Publié le par Stéphane GOMEZ

Mesdames et Messieurs les Élus et anciens élus,

Monsieur le Consul d'Algérie,

Mesdames et Messieurs, les présidents et représentants d’associations mémorielles et d'associations d’anciens combattants,

Mesdames, Messieurs du Centre Social Lévy, Madame Narjess El ARABI, Messieurs Mohamed AYACHE et Djibril BOUKARAI

Mesdames, Messieurs, les présidents et représentants des conseils de quartier,

Madame l’ordonnatrice de cette commémoration, Chère Nassima KAOUAH,

Mesdames et Messieurs, chères Vaudaises et chers Vaudais, chers jeunes Vaudais passeurs de mémoires,

Je vous remercie de votre présence ce soir, ici à Vaulx-en-Velin, pour rendre hommage aux victimes de la manifestation du 17 octobre 1961 à Paris.
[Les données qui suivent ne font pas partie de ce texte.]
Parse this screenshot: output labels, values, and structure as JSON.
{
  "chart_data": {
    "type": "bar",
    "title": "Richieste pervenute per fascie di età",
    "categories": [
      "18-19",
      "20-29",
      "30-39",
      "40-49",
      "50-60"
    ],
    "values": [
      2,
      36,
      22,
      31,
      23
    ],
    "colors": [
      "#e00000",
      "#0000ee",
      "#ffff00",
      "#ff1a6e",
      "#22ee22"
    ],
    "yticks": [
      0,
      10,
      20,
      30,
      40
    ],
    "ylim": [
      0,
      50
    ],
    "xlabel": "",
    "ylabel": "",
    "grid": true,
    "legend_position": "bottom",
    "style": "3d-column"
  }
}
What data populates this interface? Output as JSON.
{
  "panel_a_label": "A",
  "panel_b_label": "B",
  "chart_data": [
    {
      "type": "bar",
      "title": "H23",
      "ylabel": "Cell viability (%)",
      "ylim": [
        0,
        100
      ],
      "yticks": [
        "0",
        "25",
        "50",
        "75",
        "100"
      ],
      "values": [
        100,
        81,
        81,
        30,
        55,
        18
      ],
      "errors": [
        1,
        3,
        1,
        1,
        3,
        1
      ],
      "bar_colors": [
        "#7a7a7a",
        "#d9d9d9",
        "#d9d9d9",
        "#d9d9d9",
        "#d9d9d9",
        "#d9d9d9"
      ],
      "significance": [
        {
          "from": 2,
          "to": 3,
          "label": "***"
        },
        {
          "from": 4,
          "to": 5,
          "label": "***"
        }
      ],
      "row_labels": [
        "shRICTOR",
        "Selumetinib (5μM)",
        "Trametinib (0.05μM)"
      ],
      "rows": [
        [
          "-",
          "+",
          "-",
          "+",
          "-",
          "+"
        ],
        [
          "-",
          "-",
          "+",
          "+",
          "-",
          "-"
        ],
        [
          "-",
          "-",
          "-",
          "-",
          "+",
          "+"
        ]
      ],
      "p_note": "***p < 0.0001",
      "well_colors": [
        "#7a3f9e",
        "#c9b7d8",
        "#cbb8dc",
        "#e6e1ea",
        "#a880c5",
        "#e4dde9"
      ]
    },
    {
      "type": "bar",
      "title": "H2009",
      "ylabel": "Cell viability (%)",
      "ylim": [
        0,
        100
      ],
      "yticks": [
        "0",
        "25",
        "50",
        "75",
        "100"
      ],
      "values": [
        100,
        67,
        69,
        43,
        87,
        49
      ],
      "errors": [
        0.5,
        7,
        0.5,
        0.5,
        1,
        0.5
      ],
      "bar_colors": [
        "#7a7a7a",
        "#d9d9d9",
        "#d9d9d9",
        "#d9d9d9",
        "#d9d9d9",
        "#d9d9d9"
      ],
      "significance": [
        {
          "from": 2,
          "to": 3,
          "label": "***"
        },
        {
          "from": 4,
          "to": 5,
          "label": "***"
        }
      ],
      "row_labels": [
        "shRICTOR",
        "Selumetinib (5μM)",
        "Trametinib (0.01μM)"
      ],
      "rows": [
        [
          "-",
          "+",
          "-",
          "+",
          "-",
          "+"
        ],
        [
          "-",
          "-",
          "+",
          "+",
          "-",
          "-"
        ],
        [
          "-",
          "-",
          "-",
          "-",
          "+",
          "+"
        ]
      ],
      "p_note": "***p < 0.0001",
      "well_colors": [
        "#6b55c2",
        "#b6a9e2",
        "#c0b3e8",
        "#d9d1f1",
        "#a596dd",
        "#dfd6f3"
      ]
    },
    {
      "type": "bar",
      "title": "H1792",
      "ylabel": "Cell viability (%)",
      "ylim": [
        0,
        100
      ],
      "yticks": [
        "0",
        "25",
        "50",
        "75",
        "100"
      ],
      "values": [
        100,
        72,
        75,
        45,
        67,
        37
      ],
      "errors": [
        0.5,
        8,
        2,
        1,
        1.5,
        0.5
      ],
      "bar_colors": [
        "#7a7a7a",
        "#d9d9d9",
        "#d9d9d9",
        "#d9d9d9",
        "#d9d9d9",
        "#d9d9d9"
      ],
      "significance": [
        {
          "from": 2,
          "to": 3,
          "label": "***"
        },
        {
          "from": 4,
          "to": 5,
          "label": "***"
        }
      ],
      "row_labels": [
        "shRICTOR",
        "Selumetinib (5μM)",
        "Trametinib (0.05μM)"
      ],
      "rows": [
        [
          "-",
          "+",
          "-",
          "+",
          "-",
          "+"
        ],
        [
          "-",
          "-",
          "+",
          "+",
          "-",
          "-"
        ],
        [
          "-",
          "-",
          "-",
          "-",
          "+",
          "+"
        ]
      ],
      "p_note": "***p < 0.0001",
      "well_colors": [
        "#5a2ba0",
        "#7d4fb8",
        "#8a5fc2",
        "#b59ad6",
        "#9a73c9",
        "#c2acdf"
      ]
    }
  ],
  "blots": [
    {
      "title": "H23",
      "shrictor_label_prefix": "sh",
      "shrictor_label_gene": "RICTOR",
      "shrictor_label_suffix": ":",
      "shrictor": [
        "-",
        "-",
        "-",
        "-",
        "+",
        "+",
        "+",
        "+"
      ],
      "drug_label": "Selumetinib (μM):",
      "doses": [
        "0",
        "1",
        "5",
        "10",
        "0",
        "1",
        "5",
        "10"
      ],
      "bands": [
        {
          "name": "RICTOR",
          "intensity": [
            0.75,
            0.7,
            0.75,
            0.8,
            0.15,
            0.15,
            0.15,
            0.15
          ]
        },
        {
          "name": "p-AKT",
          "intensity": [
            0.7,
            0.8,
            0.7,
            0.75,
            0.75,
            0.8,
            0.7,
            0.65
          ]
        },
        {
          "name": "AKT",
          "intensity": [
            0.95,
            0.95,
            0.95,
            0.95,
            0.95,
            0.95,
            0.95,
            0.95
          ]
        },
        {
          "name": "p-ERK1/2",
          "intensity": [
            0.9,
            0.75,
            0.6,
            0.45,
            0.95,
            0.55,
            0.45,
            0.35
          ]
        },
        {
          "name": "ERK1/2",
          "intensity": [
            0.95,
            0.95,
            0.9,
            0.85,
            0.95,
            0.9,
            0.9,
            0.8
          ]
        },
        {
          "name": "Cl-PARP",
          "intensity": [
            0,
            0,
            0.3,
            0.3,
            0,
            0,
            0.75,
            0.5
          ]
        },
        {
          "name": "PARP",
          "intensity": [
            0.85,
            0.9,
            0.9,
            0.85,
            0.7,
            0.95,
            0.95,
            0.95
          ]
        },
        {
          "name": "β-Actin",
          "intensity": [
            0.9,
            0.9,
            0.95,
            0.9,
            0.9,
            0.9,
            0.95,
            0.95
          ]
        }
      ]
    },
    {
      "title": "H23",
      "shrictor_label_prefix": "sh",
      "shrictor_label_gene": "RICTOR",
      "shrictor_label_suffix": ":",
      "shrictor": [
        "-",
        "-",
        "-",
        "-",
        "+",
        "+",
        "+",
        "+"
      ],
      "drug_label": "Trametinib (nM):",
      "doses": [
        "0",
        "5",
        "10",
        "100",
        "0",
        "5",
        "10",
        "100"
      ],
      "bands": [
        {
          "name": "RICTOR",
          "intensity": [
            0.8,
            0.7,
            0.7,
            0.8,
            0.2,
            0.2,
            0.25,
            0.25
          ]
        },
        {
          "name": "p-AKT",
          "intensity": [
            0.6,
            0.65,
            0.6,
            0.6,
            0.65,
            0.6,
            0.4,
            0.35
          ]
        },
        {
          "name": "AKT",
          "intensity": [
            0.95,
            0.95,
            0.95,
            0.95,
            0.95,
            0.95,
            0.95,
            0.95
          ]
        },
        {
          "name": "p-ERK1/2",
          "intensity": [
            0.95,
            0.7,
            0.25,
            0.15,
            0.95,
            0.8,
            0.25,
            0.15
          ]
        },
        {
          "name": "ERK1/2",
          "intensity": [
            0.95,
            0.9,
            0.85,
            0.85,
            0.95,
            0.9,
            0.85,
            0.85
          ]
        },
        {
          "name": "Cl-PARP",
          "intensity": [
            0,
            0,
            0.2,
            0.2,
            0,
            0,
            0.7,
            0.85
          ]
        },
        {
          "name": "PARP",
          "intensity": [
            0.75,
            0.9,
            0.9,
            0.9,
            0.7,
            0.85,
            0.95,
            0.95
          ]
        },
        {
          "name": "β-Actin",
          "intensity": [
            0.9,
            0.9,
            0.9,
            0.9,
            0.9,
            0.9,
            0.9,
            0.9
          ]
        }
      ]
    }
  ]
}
Permettez-moi d’excuser Madame la Maire, Madame Hélène GEOFFROY qui est retenue par des contraintes d’agenda et ne peut, malheureusement pas et exceptionnellement assister à cet hommage, et qui me charge de la suppléer.

Rassemblés sur cette place de la Nation, devant ce monument des Droits de l’Homme, nous savons combien le travail de mémoire est nécessaire pour construire notre vie commune, nous savons combien les Vaudaises et les Vaudais sont attachés à ces temps mémoriels, nombreux dans notre commune.

Je remercie les jeunes du Centre Social Lévy qui nous ont fait découvrir ou redécouvrir Nicole CADIEU. Sa vie illustre, combien, le climat qui régnait en France, à quelques mois des accords d’Evian, était pesant, dans ce moment du clair-obscur tel que le décrivait Antonio GRAMSCI, celui des mondes qui meurent, celui des monstres qui surgissent.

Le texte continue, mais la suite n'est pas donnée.